Few words are more terrifying to enterprise organizations than disruption.
The reasons are obvious. Uber disrupted transportation and left traditional providers in shambles. In lodging and hospitality, Airbnb did much the same. And for on premise technology, the cloud has given way to a virtual onslaught of software-as-service (SaaS) products that continue to devour the bottom line.
In short, disruption kills.
Or does it?
Late last month, Polycom announced a partnership with video and web conferencing service Zoom. The response has been almost universal shock. Industry observers, in particular, have called into question the sanity of partnering with a business that — at least on the surface — seems bent on taking over the very space Polycom depends on to survive.

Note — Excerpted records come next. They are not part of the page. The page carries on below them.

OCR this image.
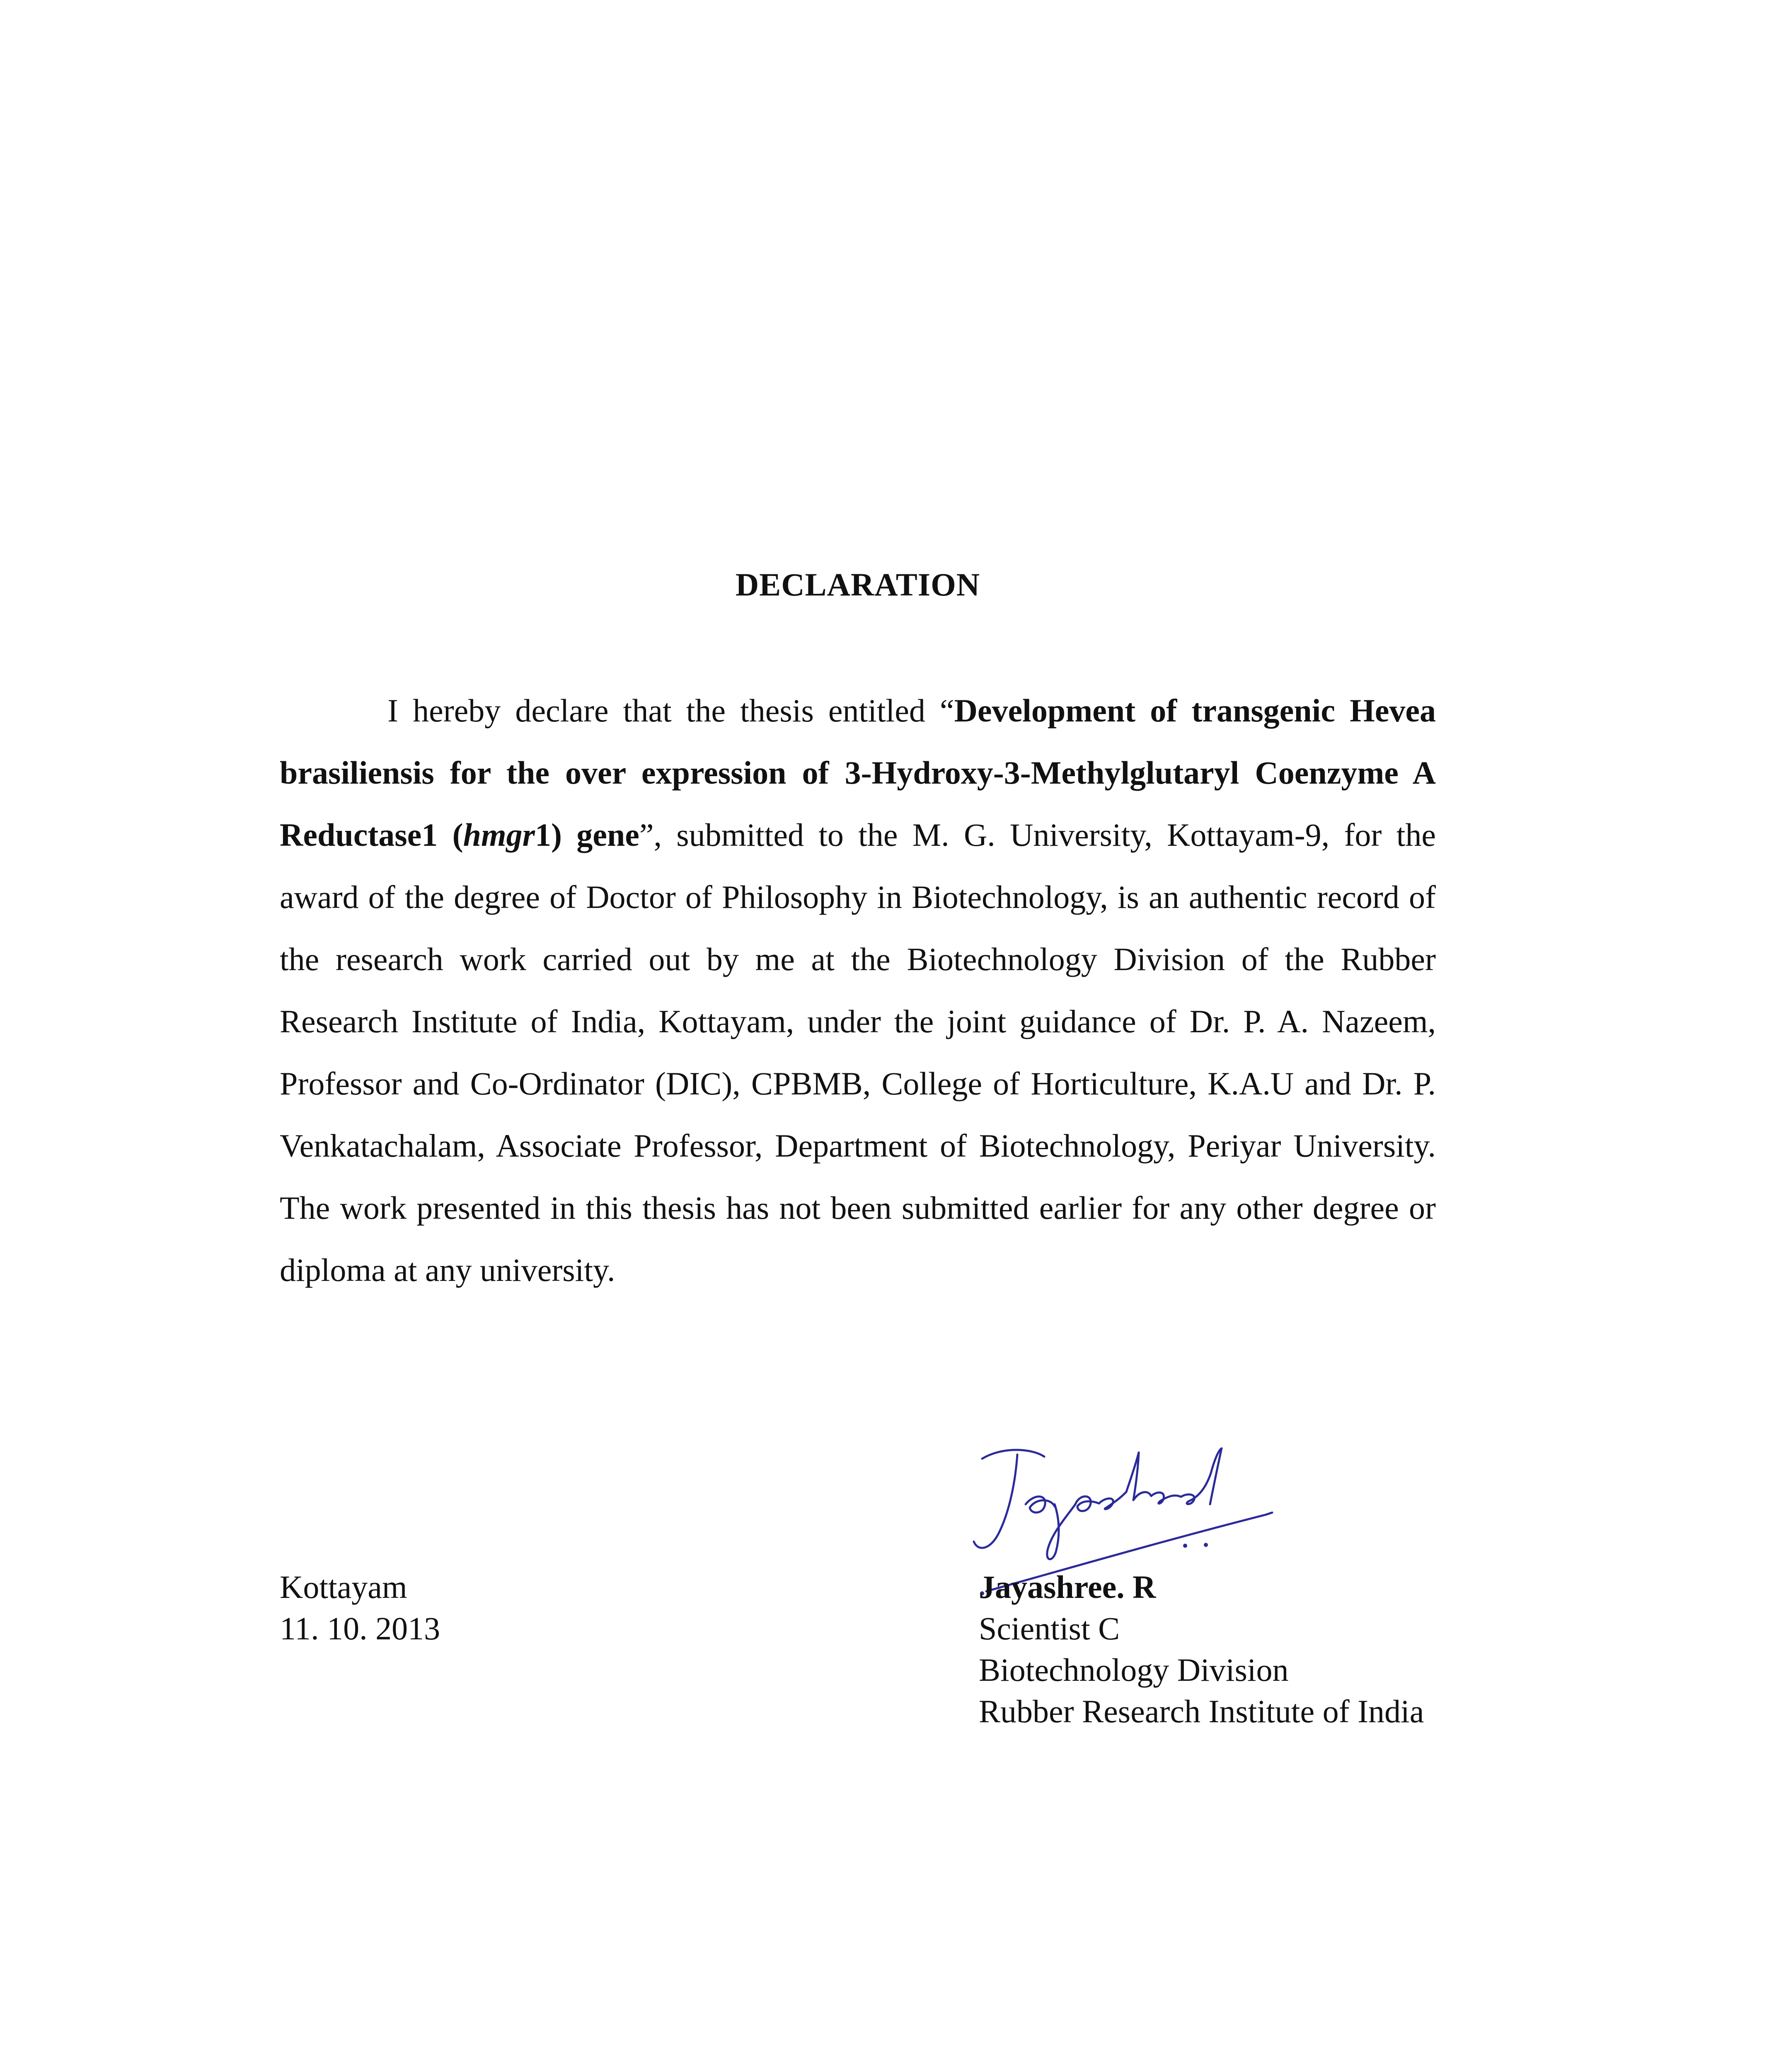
DECLARATION
I hereby declare that the thesis entitled “Development of transgenic Hevea brasiliensis for the over expression of 3-Hydroxy-3-Methylglutaryl Coenzyme A Reductase1 (hmgr1) gene”, submitted to the M. G. University, Kottayam-9, for the award of the degree of Doctor of Philosophy in Biotechnology, is an authentic record of the research work carried out by me at the Biotechnology Division of the Rubber Research Institute of India, Kottayam, under the joint guidance of Dr. P. A. Nazeem, Professor and Co-Ordinator (DIC), CPBMB, College of Horticulture, K.A.U and Dr. P. Venkatachalam, Associate Professor, Department of Biotechnology, Periyar University. The work presented in this thesis has not been submitted earlier for any other degree or diploma at any university.
Kottayam
11. 10. 2013
Jayashree. R
Scientist C
Biotechnology Division
Rubber Research Institute of India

So, why did we do it? Should analysts consider this one more win for disruption? Are we retreating?
While this might seem like an intramural topic, it’s not. In fact, for any business facing an industry in flux, the real question is: Who or what is your competition?
The innovator’s dilemma
Despite pop-culture acceptance, video conferencing in the workplace has yet to cross Clayton Christensen’s infamous “chasm.” Certainly, video technology exists and is used regularly. However, if market penetration is measured by fully equipped conference and huddle rooms, a mere three percent of those spaces contain the kind of technology required to have a truly collaborative, digital experience.
Why? Two challenges fill the chasm between early adopters to early majority: the first is technological and the second, cultural.
Technologically, full-fledged video systems are notoriously still too difficult to use. Outfitting a single room with the right cameras, speakers, and displays to replicate how people naturally interact requires investment. If done correctly, the end result is an experience that makes contact intimate through small but significant physical cues — e.g., eye contact, facial expressions, hand gestures, and tone of voice. The technology itself becomes invisible — but in general, the process of enabling that experience is anything but invisible.
Culturally, there are generational differences with the comfort level people have with being on camera. For a variety of reasons, many people are still nervous and uncomfortable beneath the spotlight video creates (note how many folks even put tape over the cameras on their PCs and mobiles). Being broadcast on a host of screens throughout multiple locations only intensifies that spotlight.
What does all that have to do with your business? Simple. It’s only by clearly identifying the challenges specific to your industry that you can separate friends from foes.
The real competition
After Polycom announced its partnership with Zoom, a host of voices immediately broadcast their disagreement. As experts in physical space, Polycom creates rooms that inspire collaboration. Zoom does the same in the digital world.
For both us, however — and more importantly for you too — the real competition isn’t some revolutionary alternative; it’s what lies behind the two challenges just mentioned: namely, empty rooms.
If people can’t access and use your solution, it doesn’t stand a chance of spreading. What’s the answer?
Through internal research at Polycom, we’ve found that when personal devices like phones, tablets, and computers are visually connected to in-house endpoints, the overall use of those visually enabled rooms increases from 10 or 20% to 60–80%. More access to visual collaboration equals more use. And more use means greater demands.
In other words, if Zoom wins, Polycom wins. A rising tide indeed lifts all boats.
By rethinking our competition, we’re able to work with Zoom to overcome both the technological and cultural barriers that block wide-spread acceptance. Rather than trying to convince organizations to invest in a network of in-house meeting rooms with the hope that they will be used, the pervasive use of video drives demand for the rooms based on personal devices not the rooms themselves.
Disruption met with disruption.
As with the spread of any new technology, the real challenge is to make getting in easy. Lower the barrier to entry. Reduce friction. If your product really is as wonderful as you think, once someone gets a taste, they won’t want to give it up. On the contrary, quality becomes the new normal and the old ways suddenly feel incomplete and impoverished.
The upside of disruption
In the end, disruption doesn’t destroy businesses, but lack of innovation does. Innovation, however, should not be measured in technological terms alone. Sometimes the best technology wins on its own. More often, it’s the technology with a go-to-market strategy that pulls the early majority in … one effortless click at a time.
In an attempt to survive the onslaught of a constantly changing industry, many companies do everything they can to survive, including demonizing the very organizations that could help them most.
Instead of viewing disruption as a threat to be endured, view it as an opportunity to be challenged — in your thinking, your product, and ultimately, in the way you do business.